Il serait alors judicieux de trouver un moyen pour que plus de femmes rencontrent un psychologue ou une conseillère conjugale dans le cadre de leur IVG. Pour cela, il apparaît déjà essentiel que tous les CPEF aient à disposition des psychologues ou conseillères conjugales et proposent un entretien psychologique, de façon systématique, à toutes les femmes en demande d’une IVG. Il faudrait ensuite trouver un moyen pour que cet entretien soit accepté et réalisé dans le plus de cas possibles. Pour cela, nous pouvons travailler sur la forme. Tout d’abord, il faudrait que cet entretien psychologique puisse être fait à la suite de la consultation médicale, le jour-même. En effet, proposer un entretien aux femmes, dans les mêmes lieux et au même moment que leur consultation, augmenterait probablement le nombre d’acceptations : il semble plus facile de se rendre immédiatement à un rendez-vous que de faire la démarche de le programmer, notamment en ce qui concerne le versant psychologique qui ne parait donc pas, au premier abord, indispensable.

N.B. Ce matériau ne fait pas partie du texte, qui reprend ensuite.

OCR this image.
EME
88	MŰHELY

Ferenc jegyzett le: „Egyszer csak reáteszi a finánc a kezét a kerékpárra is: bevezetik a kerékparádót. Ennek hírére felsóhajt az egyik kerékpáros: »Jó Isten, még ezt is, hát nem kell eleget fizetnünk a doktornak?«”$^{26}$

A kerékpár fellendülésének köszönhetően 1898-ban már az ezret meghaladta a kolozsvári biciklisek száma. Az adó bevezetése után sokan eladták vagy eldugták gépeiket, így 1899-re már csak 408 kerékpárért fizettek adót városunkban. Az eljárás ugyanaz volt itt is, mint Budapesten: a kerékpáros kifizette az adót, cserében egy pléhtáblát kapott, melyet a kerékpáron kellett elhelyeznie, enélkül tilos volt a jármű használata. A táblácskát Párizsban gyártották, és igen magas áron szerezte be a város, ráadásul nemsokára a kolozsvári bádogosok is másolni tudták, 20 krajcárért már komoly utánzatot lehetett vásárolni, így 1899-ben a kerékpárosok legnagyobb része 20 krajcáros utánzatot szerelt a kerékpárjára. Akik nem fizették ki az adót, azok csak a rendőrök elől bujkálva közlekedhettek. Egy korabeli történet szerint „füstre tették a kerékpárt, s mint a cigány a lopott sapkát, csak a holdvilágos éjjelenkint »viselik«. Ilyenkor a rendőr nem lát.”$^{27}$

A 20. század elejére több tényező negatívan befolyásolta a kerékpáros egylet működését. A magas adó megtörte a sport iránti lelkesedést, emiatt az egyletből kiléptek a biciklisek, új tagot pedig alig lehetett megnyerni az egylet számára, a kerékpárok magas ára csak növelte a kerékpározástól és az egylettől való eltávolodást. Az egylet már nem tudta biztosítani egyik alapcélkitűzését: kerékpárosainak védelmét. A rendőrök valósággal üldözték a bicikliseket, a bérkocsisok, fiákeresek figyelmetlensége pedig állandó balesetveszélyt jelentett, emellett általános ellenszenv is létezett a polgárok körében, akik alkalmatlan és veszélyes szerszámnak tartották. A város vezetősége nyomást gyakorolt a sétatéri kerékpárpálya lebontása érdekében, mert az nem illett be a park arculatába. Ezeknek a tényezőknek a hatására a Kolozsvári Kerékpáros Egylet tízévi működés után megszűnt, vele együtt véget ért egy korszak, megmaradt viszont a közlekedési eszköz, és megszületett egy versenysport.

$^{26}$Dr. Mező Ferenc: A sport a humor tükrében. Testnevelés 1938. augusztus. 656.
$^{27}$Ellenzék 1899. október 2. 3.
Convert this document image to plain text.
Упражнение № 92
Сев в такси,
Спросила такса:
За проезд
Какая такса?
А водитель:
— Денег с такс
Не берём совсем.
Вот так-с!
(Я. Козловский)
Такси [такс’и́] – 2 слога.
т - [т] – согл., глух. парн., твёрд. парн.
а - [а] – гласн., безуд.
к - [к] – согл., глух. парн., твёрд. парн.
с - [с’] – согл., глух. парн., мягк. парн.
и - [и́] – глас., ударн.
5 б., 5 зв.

De plus, nous pouvons nous inspirer d’un autre CPEF : celui de Corentin Celton à Issy-les-Moulineaux. Lorsque les femmes prennent rendez-vous en vue d’une IVG, les secrétaires les préviennent qu’elles doivent réserver leur demi-journée : elles verront, le même jour, le médecin ou la sage-femme, l’anesthésiste et la conseillère conjugale. Les trois intervenants sont sur place, et un roulement se fait pour que chacun voie chaque patiente. Les patientes peuvent bien entendu refuser le rendez-vous avec la conseillère conjugale, certaines le font d’ailleurs. Mais elles sont très peu nombreuses, et rien ne parait imposé ni contraignant lorsque c’est présenté de la sorte : sous forme d’un package. De cette façon, les femmes n’ont pas à choisir ou non de voir une psychologue ou une conseillère conjugale, ce qui rend les choses beaucoup plus simples. Elles n’ont pas à se poser la question de savoir si elles en ressentent le besoin ou pas, elles n’ont pas à exprimer ce besoin si elles le ressentent, et elles n’ont pas à programmer un autre rendez- vous si elles ont réussi à exprimer ce besoin. Cependant, ce n’est pas imposé non plus : elles sont libres de refuser. Il est beaucoup plus facile d’accepter de se rendre à un rendez- vous lorsqu’il est organisé pour toutes les femmes que de le programmer soi-même et avoir l’impression de faire exception.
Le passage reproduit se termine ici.